LES COIFFURES
Le style de certaines des coiffures des Dames, du type oriental de la "Vue", l'Ouïe" ou "A Mon Seul Désir", loin d'ajouter au mystère de ces tapisseries, peuvent aider à leur datation.
Dans la tenture "A Mon Seul Désir", les personnages représentés sont incontestablement de " type " européen. Cependant, les coiffures sont typiquement orientales. Emergence du " gothique " sur la mode, à la manière de la décoration de certaines ouvertures dans les édifices de cette époque ? Il y a une certaine similitude entre le style de ces coiffures et celui de certains rinceaux sculptés de voûtes, poternes, lucarnes de châteaux et d'hôtels particuliers de ce temps.

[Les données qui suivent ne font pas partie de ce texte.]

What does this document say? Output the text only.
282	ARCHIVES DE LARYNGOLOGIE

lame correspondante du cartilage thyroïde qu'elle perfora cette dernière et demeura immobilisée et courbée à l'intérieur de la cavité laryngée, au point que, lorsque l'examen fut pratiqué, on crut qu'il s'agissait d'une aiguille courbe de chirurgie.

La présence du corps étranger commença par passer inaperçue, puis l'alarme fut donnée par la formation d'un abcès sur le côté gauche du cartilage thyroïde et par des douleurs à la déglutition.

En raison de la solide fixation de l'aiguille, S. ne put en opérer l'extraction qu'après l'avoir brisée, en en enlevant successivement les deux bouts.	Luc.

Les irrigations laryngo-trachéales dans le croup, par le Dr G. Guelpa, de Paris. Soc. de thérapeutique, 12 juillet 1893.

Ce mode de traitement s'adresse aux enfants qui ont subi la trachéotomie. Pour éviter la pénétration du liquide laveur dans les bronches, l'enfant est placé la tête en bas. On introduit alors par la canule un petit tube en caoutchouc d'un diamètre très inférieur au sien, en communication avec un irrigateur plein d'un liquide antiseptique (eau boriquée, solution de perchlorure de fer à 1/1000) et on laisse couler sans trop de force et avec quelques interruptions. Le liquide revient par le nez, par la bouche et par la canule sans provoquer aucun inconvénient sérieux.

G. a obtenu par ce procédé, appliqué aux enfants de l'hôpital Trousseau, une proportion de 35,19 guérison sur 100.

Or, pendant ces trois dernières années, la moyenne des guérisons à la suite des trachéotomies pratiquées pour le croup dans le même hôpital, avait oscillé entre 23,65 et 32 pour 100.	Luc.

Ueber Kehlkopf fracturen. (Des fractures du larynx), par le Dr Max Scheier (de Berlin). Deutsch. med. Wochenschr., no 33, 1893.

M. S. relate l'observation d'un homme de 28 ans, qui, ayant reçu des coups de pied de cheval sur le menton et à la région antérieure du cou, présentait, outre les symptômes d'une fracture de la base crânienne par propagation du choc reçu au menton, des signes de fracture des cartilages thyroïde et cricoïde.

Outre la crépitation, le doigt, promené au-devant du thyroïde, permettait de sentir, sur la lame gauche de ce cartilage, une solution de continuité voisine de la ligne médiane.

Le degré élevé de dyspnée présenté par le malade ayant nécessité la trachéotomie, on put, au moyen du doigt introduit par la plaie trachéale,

Sur des tapisseries du XVème siècle, des coiffures du même style existent : Judith, Pénélope, de la série des " Femmes célèbres ", Persée...
C'est cette similitude qui contraint bien des "historiens " à confiner " La Dame à la Licorne " dans cette fin de XVème siècle. Voilà pourquoi l'identification de ce chef-d'œuvre n'a jamais progressé jusqu'à ce jour. Dès l'instant où des tapisseries ont des fonds à fleurettes, des animaux, des coiffures à l'orientale, elles étaient et sont toujours irrémédiablement rejetées dans le XVème siècle. Pour les fonds à fleurettes, si bien ordonnés, nous sommes en présence d'un gothique flamboyant. Le début du XVIème siècle n'a pas été, comme certains semblent le croire, une muraille infranchissable pour les artistes de transition. Au contraire, pour certains d'entre eux, cela s'est avéré même être une apothéose.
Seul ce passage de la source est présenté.